Long held as an oddity of quantum mechanical theory, this property of matter has defied easy experimental realization. Even more exotic is the idea that the act of observation or measurement somehow determines which state exists at any given moment.
To illustrate quantum mechanics' strange nature, Austrian physicist Erwin Schrodinger proposed in 1926 a puzzling thought experiment. If a cat is placed in a sealed box and its fate-to live or die-is correlated with whether or not an atom radioactively decays, then the presence of the atom's decayed and undecayed quantum states translates into a cat that is simultaneously dead and alive-a highly counterintuitive idea.
Now, a team of physicists has managed to create a "Schrodinger-cat-like state of matter" in a single atom. By supercooling a beryllium atom with a laser, then prodding it with a rapid sequence of laser pulses, the physicists have managed to get the atom to oscillate in such a way that it exists "in the bizarre state of being in two well-separated positions at once." "This situation defies our sense of reality," say Christopher Monroe, a physicist at the National Institute of Standards and Technology in Boulder, Colo., and his colleagues in the May 24 Science. "Schrodinger's cat paradox is a classic illustration of the conflict between the existence of quantum superpositions and our real-world experience of observation and measurement."

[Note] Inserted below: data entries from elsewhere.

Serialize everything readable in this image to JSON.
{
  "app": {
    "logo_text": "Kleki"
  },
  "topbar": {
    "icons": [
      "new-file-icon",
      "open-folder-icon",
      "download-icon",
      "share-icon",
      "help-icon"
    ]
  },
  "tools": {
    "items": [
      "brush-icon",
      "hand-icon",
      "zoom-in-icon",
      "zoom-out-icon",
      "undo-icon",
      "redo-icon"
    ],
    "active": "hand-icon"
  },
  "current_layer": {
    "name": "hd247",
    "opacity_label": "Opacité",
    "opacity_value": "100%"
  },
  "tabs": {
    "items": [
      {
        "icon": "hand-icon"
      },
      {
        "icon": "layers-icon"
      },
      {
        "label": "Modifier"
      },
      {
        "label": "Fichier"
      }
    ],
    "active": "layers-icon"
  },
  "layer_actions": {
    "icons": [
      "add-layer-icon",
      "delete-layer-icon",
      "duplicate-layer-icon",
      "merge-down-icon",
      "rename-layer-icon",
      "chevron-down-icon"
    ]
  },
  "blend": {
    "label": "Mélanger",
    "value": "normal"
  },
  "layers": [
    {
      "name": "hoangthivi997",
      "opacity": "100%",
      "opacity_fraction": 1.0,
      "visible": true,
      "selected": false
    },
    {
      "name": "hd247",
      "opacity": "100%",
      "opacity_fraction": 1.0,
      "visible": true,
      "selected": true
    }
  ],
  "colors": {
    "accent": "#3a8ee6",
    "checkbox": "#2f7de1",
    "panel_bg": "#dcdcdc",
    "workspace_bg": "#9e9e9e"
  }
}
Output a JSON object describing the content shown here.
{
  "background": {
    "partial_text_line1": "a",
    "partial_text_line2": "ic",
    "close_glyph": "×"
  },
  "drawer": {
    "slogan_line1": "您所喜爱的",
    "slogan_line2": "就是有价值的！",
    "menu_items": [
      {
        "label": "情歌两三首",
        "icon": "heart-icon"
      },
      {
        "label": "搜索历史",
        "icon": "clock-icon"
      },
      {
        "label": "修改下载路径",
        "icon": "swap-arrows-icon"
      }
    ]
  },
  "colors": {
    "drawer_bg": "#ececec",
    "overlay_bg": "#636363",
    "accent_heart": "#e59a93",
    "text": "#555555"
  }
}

When we observe cats, they say, we don't expect our observations to influence whether the felines die or stay alive-or to see one cat both dead and alive. In the recent atomic experiment, the researchers make one cold beryllium atom vibrate harmonically, producing what they call a superposition of two "coherent-state wave packets." The atom's electrons oscillate in a way that creates a dual presence, as if two atoms existed in distinct locations at the same time.

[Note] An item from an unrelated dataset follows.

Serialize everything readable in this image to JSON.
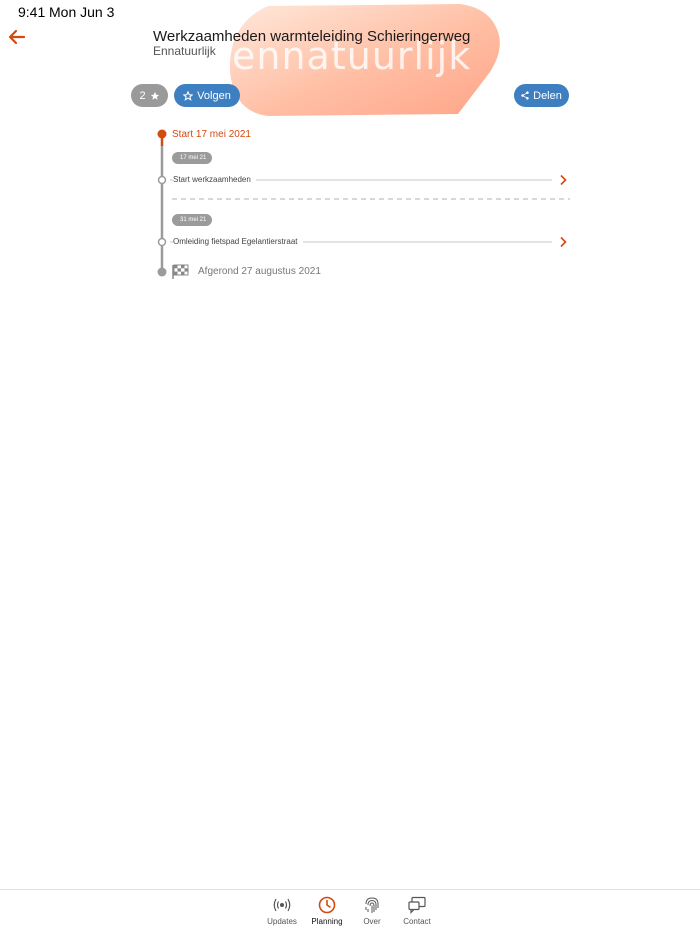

"Imagine a marble in a bowl, rolling back and forth," says Monroe. "At one point, the one marble appears as two marbles rolling back and forth in opposite directions, passing through each other and appearing simultaneously at each edge of the bowl."

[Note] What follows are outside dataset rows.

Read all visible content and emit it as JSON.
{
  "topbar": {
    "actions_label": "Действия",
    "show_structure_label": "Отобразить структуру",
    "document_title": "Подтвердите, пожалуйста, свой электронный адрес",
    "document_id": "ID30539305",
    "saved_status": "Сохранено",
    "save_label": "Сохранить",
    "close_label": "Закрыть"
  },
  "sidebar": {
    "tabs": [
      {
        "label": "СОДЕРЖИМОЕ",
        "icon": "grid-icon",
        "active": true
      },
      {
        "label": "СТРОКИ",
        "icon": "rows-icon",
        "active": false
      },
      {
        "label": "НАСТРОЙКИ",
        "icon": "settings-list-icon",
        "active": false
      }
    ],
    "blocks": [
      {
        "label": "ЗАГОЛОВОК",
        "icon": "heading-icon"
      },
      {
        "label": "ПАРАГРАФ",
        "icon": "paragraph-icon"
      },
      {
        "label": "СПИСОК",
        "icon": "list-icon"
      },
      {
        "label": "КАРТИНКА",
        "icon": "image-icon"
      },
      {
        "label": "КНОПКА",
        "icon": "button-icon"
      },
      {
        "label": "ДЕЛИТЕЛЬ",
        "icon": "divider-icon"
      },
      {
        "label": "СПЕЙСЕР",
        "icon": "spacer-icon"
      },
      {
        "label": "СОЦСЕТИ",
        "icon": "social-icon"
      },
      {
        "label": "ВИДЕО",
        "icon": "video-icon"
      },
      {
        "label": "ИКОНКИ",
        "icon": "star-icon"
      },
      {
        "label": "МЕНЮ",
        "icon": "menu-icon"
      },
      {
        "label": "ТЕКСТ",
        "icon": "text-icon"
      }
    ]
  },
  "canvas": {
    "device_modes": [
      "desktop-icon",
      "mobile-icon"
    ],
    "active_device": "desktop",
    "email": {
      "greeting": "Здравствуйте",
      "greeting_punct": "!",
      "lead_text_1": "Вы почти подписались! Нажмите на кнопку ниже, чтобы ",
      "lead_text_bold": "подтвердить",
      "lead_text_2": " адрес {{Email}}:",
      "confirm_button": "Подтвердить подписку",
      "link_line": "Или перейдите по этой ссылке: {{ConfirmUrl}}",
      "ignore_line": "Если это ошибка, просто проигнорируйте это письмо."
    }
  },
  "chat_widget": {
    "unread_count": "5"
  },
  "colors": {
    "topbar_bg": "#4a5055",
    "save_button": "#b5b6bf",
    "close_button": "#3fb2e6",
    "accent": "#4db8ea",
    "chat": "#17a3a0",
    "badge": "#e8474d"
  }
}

The atom's two states are separated by 80 nanometers. "For a brief period, the atom appears to exist in two places," Monroe says. "This is a marvelous experiment," says Wojciech H. Zurek, a physicist at Los Alamos (N.M.) National Laboratory. "They're putting an ion into a trap and separating it into a very weird superposition. It's very clever."
Although this experiment involves only a single atom rather than a visible object, such as a cat, Zurek says it will open the door to deeper experimental probes into "the boundary between classical physics and quantum mechanics." While this experiment ignores macroscopic effects on objects such as Schrodinger's cat, it may at least have demonstrated, says Zurek, "the paradox of Schrodinger's kitten."